A new artificial intelligence system described as a “traffic twin” is helping transport authorities better manage congestion and reduce delays on busy roads. The technology creates a digital replica of real-world traffic networks, allowing planners to observe how vehicles move across a city and test possible improvements before applying them in real life.
Officials involved in the project say the system is already helping improve the flow of traffic and reduce waiting times at intersections. By analyzing real-time data from sensors and cameras, the AI model can predict congestion and suggest changes to traffic signals or routes.
A Digital Model of the City’s Roads
The traffic twin works by collecting large amounts of data from across the road network, including vehicle movements, traffic light timings and public transport information.

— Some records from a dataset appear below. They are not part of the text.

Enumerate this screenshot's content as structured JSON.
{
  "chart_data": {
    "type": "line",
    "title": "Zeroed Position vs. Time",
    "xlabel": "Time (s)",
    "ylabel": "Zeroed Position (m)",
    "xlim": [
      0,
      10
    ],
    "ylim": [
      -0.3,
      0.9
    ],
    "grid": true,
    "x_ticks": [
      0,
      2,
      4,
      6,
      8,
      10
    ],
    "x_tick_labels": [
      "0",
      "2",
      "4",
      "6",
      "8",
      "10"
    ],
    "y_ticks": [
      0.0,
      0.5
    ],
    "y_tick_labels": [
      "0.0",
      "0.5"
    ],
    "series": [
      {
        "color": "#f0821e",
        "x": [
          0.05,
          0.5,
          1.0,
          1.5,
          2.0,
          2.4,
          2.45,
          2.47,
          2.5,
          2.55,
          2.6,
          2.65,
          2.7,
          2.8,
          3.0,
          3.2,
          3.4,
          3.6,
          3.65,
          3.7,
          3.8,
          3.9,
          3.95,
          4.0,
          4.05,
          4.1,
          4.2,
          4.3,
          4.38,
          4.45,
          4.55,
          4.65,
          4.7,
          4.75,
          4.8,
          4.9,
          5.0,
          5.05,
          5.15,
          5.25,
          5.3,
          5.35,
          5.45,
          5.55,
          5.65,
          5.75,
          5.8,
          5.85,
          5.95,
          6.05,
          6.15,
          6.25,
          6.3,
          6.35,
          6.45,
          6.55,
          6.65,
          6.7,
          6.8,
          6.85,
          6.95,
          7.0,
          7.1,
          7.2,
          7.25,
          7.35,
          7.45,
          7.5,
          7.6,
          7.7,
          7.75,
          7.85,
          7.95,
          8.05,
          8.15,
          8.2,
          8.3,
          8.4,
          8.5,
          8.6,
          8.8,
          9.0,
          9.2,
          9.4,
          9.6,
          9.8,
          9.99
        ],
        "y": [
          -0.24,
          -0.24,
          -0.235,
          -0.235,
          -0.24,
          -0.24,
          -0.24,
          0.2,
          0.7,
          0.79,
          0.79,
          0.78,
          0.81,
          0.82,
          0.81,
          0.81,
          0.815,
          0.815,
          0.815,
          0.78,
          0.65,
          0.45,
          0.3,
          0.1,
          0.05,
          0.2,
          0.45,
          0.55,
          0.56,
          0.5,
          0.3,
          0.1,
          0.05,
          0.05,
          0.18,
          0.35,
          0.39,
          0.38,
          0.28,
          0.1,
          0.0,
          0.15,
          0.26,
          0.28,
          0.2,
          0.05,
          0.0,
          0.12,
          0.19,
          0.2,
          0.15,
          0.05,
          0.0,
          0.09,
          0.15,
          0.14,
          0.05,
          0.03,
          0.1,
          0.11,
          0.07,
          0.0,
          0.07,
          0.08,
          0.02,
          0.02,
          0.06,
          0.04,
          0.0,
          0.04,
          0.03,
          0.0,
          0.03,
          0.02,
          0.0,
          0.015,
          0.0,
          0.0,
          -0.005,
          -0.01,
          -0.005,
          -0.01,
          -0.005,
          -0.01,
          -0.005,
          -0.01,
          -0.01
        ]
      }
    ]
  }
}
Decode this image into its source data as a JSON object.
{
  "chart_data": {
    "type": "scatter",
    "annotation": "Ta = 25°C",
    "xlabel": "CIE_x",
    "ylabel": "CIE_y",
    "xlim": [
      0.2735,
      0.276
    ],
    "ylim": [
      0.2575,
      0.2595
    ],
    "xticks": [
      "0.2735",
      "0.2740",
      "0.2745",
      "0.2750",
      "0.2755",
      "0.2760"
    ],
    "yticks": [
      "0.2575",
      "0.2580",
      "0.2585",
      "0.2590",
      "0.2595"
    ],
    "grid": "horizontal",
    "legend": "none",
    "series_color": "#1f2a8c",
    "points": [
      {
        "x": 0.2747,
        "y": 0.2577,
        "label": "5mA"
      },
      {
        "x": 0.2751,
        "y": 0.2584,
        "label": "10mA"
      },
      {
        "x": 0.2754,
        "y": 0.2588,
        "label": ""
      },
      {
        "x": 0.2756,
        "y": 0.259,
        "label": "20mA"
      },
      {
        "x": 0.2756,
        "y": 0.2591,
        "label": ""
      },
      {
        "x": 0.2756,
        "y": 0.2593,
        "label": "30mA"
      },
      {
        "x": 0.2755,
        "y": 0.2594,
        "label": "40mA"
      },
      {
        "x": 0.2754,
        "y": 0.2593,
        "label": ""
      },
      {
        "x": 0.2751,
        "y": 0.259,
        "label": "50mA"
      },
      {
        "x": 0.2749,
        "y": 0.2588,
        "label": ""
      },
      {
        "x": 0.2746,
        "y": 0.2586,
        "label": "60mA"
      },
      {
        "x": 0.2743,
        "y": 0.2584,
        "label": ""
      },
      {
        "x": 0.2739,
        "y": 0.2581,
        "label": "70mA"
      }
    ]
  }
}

This data is used to build a live digital simulation of traffic conditions.
Transport managers can observe how congestion develops in the digital model and test potential solutions. For example, they can examine how adjusting signal timings or prioritizing buses at certain intersections would affect traffic flow.
Because these changes are tested first in the virtual model, authorities can implement strategies with greater confidence and less risk of disruption.
Helping Buses Move Faster
One of the key goals of the technology is to improve the reliability of public transport. Bus services often face delays when traffic lights and road congestion slow their progress.
With the help of the traffic twin system, transport officials can identify areas where buses are frequently delayed and adjust traffic signals accordingly. In some cases, the system can give buses priority at intersections, helping them move through traffic more efficiently.
Early results suggest that the technology is already reducing travel times on certain routes and making bus schedules more reliable.
Predicting Congestion Before It Happens
Unlike traditional traffic systems that rely on fixed signal schedules, the AI model continuously analyzes live traffic data. This allows it to identify patterns and predict congestion before it becomes severe.
If the system detects a potential traffic buildup, it can recommend adjustments to signal timings or alternative routes. These changes can prevent bottlenecks from forming and help keep vehicles moving.
Transport experts say this predictive capability is one of the most important advantages of AI-based traffic management.
Part of a Growing Smart City Movement
The traffic twin project is part of a wider global effort to use artificial intelligence to improve urban infrastructure. Cities around the world are exploring AI tools to manage traffic lights, public transport systems and road networks more effectively.
Supporters of the technology say it could help cities respond more quickly to changing traffic conditions and reduce congestion in densely populated areas.
By improving traffic flow, the system could also reduce fuel consumption and emissions, contributing to broader environmental goals.
Challenges Remain
Despite its potential, implementing a traffic twin system requires significant investment in infrastructure. Cities must install sensors, cameras and communication networks capable of collecting and transmitting large volumes of data.
There are also concerns about the cost of maintaining such systems and ensuring that data is accurate and secure.
Experts say the success of the technology will depend on reliable data and careful coordination between transport authorities, technology providers and city planners.
Looking Ahead
Transport officials believe that digital twin technology could play a major role in the future of urban mobility. As AI systems become more advanced, traffic twins could be used not only to manage daily traffic but also to plan future road projects and transport policies.
For now, early results suggest that the system is already helping reduce delays and improve the efficiency of busy road networks.
As cities continue searching for smarter ways to manage growing traffic demands, AI-powered solutions like traffic twins may become an increasingly important tool for modern transportation planning.